ADD COMMENT • link updated 9.8 years ago by Gordon Smyth 52k • written 9.8 years ago by James W. MacDonald 68k

score 4 · Accepted Answer · 2015-07-27

The reason why you are getting much higher Rsq for single channel platforms is that you are not computing Rsq correctly, in particular the expression for sst is not correct. The calculation you are using will give incorrectly large values for both platforms, slightly too large for the two colour platform and very much too large for the single channel platform.

I won't give you corrected formulas, because Rsq doesn't seem very useful to me.

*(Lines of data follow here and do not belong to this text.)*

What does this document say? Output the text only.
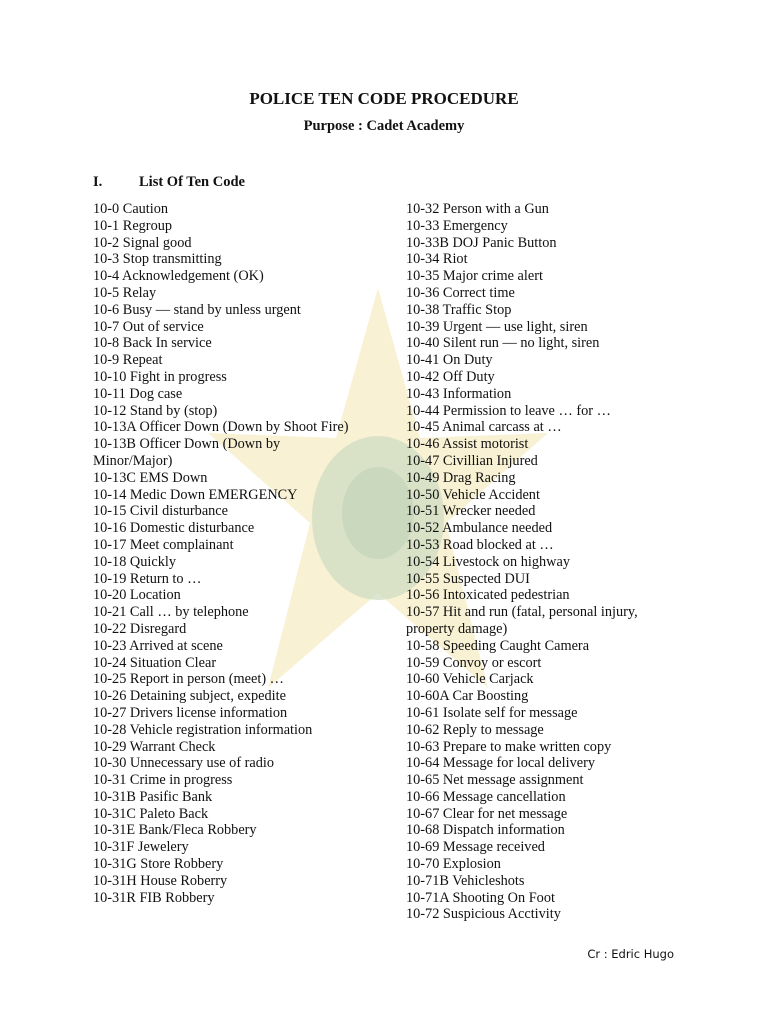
POLICE TEN CODE PROCEDURE
Purpose : Cadet Academy
I.	List Of Ten Code
10-0 Caution
10-1 Regroup
10-2 Signal good
10-3 Stop transmitting
10-4 Acknowledgement (OK)
10-5 Relay
10-6 Busy — stand by unless urgent
10-7 Out of service
10-8 Back In service
10-9 Repeat
10-10 Fight in progress
10-11 Dog case
10-12 Stand by (stop)
10-13A Officer Down (Down by Shoot Fire)
10-13B Officer Down (Down by Minor/Major)
10-13C EMS Down
10-14 Medic Down EMERGENCY
10-15 Civil disturbance
10-16 Domestic disturbance
10-17 Meet complainant
10-18 Quickly
10-19 Return to …
10-20 Location
10-21 Call … by telephone
10-22 Disregard
10-23 Arrived at scene
10-24 Situation Clear
10-25 Report in person (meet) …
10-26 Detaining subject, expedite
10-27 Drivers license information
10-28 Vehicle registration information
10-29 Warrant Check
10-30 Unnecessary use of radio
10-31 Crime in progress
10-31B Pasific Bank
10-31C Paleto Back
10-31E Bank/Fleca Robbery
10-31F Jewelery
10-31G Store Robbery
10-31H House Roberry
10-31R FIB Robbery
10-32 Person with a Gun
10-33 Emergency
10-33B DOJ Panic Button
10-34 Riot
10-35 Major crime alert
10-36 Correct time
10-38 Traffic Stop
10-39 Urgent — use light, siren
10-40 Silent run — no light, siren
10-41 On Duty
10-42 Off Duty
10-43 Information
10-44 Permission to leave … for …
10-45 Animal carcass at …
10-46 Assist motorist
10-47 Civillian Injured
10-49 Drag Racing
10-50 Vehicle Accident
10-51 Wrecker needed
10-52 Ambulance needed
10-53 Road blocked at …
10-54 Livestock on highway
10-55 Suspected DUI
10-56 Intoxicated pedestrian
10-57 Hit and run (fatal, personal injury, property damage)
10-58 Speeding Caught Camera
10-59 Convoy or escort
10-60 Vehicle Carjack
10-60A Car Boosting
10-61 Isolate self for message
10-62 Reply to message
10-63 Prepare to make written copy
10-64 Message for local delivery
10-65 Net message assignment
10-66 Message cancellation
10-67 Clear for net message
10-68 Dispatch information
10-69 Message received
10-70 Explosion
10-71B Vehicleshots
10-71A Shooting On Foot
10-72 Suspicious Acctivity
Cr : Edric Hugo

It just computes correlation between the predictor and the log-expression values, i.e., evaluates differential expression, and the topTable results from limma are a better way to achieve the same aim. You could even transform the moderated t-statistics to correlations if you wanted (but why would you?).

If you want to compare the precision of the different microarray platforms, see this article for a careful platform comparison:

http://www.ncbi.nlm.nih.gov/pubmed/17118209

See the following article for a theoretical discussion of when a two colour common reference experiment will outperform a single channel version of the same platform:

http://www.biomedcentral.com/1471-2105/14/165

But that doesn't mean that an early home-made two-colour array (as used for the ApoA1 case study) will perform better than a commercial single channel array with a completely different chemistry (as used for the E coli case study).